Sul ghiaccio del Cortina Curling Olympic Stadium si accende una sfida decisiva per la nazionale italiana femminile di curling. L’incontro contro il Giappone rappresenta un momento cruciale per le azzurre, determinate a riscattare un avvio complicato e a dimostrare di poter competere con dignità davanti al pubblico di casa. Ogni mossa, ogni stone lanciata, sarà determinante per il morale e per il prosieguo del torneo.
La formazione italiana arriva a questa fase con un pesante bagaglio di delusioni, dopo un biennio caratterizzato da risultati al di sotto delle aspettative. Nonostante la giovane età delle atlete, il team aveva mostrato in passato un potenziale di livello internazionale, sfiorando il titolo europeo solo pochi anni fa. Tuttavia, l’inizio delle Olimpiadi è stato segnato da cinque sconfitte consecutive, che hanno relegato la squadra agli ultimi posti della classifica, mettendo a dura prova la tenuta psicologica del quartetto azzurro.
Quando tutto sembrava compromesso, l’Italia ha saputo reagire con una prestazione sorprendente contro la fortissima squadra degli Stati Uniti. Le azzurre hanno dimostrato una precisione tattica e tecnica tale da mettere in difficoltà le nordamericane fin dal primo end, conquistando tre mani consecutive e mantenendo il controllo del gioco fino al ritiro anticipato delle avversarie sul punteggio di 7-2, un risultato che testimonia la superiorità mostrata sul ghiaccio.
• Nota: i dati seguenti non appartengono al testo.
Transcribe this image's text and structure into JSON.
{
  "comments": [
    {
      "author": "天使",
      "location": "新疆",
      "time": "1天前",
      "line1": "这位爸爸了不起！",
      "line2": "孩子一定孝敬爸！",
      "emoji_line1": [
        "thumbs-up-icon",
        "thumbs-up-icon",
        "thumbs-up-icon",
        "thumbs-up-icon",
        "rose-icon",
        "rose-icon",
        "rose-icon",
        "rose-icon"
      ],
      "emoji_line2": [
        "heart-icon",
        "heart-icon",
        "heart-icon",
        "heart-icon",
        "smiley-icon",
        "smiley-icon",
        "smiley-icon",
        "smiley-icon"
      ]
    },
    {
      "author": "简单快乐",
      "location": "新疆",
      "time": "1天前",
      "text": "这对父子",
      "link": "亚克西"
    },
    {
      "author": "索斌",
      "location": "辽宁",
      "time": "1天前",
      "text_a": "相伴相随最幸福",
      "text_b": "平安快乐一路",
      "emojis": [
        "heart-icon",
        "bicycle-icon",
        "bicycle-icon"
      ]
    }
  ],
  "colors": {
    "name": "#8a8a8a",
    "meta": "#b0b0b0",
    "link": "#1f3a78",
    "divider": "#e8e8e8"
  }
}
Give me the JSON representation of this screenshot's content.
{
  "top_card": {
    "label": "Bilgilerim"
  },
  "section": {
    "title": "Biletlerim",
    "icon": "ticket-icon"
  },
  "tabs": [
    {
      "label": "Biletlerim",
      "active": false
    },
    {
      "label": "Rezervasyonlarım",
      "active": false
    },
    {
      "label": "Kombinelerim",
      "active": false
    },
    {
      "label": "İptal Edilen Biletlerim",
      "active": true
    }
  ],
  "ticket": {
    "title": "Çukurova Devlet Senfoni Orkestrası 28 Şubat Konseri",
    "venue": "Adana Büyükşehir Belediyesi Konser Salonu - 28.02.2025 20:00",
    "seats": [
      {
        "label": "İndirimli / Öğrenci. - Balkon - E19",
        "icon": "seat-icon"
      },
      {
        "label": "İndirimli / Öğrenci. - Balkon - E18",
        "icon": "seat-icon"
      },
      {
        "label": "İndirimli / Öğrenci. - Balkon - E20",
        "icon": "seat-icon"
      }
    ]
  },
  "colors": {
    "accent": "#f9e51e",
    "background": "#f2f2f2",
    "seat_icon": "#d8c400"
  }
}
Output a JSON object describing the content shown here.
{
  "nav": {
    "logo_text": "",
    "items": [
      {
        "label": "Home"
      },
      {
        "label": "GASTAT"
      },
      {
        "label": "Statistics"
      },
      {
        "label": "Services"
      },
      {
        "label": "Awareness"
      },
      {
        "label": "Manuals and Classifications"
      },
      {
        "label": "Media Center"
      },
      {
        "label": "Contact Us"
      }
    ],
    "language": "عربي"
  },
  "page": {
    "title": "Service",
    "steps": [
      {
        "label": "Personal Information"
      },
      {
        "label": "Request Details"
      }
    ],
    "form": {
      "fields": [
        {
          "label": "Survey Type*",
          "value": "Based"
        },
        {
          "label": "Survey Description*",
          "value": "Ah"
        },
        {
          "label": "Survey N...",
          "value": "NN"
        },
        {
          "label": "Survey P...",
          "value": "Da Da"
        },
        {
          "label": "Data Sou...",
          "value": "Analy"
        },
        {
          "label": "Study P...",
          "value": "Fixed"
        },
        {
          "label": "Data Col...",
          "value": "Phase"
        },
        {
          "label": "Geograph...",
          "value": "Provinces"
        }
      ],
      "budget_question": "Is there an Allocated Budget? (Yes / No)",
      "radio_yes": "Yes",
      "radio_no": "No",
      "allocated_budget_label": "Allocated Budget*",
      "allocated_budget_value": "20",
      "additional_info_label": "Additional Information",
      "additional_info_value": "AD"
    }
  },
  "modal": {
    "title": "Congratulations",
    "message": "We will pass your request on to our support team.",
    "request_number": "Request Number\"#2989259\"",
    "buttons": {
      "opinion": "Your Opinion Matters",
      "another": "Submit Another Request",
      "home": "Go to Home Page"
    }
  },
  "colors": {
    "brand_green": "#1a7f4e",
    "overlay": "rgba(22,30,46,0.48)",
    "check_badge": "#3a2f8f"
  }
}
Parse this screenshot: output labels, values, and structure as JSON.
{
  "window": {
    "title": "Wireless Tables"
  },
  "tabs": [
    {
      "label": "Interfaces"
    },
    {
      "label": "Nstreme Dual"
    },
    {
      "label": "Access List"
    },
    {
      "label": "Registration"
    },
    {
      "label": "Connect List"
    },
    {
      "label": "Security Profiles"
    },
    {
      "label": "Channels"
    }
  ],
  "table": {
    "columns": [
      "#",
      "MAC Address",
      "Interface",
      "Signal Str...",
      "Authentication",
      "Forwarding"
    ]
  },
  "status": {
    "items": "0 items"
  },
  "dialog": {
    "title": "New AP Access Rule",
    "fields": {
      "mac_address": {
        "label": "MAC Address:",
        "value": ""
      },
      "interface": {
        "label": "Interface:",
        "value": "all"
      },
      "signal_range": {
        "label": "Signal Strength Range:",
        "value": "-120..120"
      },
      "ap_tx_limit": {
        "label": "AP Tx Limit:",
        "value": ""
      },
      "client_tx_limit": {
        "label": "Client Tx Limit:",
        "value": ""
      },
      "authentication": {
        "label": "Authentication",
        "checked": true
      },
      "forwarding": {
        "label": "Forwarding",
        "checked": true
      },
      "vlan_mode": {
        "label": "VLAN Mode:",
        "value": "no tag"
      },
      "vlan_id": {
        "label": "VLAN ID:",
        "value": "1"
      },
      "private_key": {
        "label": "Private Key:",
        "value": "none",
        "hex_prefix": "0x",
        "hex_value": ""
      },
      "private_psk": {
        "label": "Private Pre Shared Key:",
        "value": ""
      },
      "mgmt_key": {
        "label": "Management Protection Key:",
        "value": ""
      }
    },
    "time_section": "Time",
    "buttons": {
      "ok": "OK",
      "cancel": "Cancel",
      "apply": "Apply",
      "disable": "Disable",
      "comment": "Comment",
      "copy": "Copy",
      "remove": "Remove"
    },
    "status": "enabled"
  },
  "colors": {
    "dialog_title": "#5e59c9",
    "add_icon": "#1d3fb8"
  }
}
Il Giappone: un avversario imprevedibile
Il team nipponico, pur avendo un bilancio altalenante, è noto per la sua capacità di sorprendere con exploit improvvisi. La loro unica vittoria finora è arrivata contro la Svizzera, una delle squadre più forti del torneo, segno che il talento delle giapponesi può emergere in qualsiasi momento. Questo rende l’incontro un vero e proprio scontro diretto per evitare l’ultimo posto e chiudere con onore la competizione. L’approccio analitico e la meticolosità tecnica delle asiatiche richiederanno alle azzurre la massima concentrazione.
Nonostante la rincorsa alle medaglie sia ormai fuori portata, il match contro il Giappone, previsto per le ore 14.05, rappresenta un’occasione preziosa per consolidare la fiducia e rilanciare il progetto tecnico della nazionale femminile. Giocare davanti al pubblico di Cortina, in un impianto storico, aggiunge una pressione ulteriore ma anche un’importante fonte di energia per superare la fatica accumulata. Ogni stone lanciata sarà fondamentale per definire l’immagine con cui l’Italia del curling si congeda da queste Olimpiadi di casa.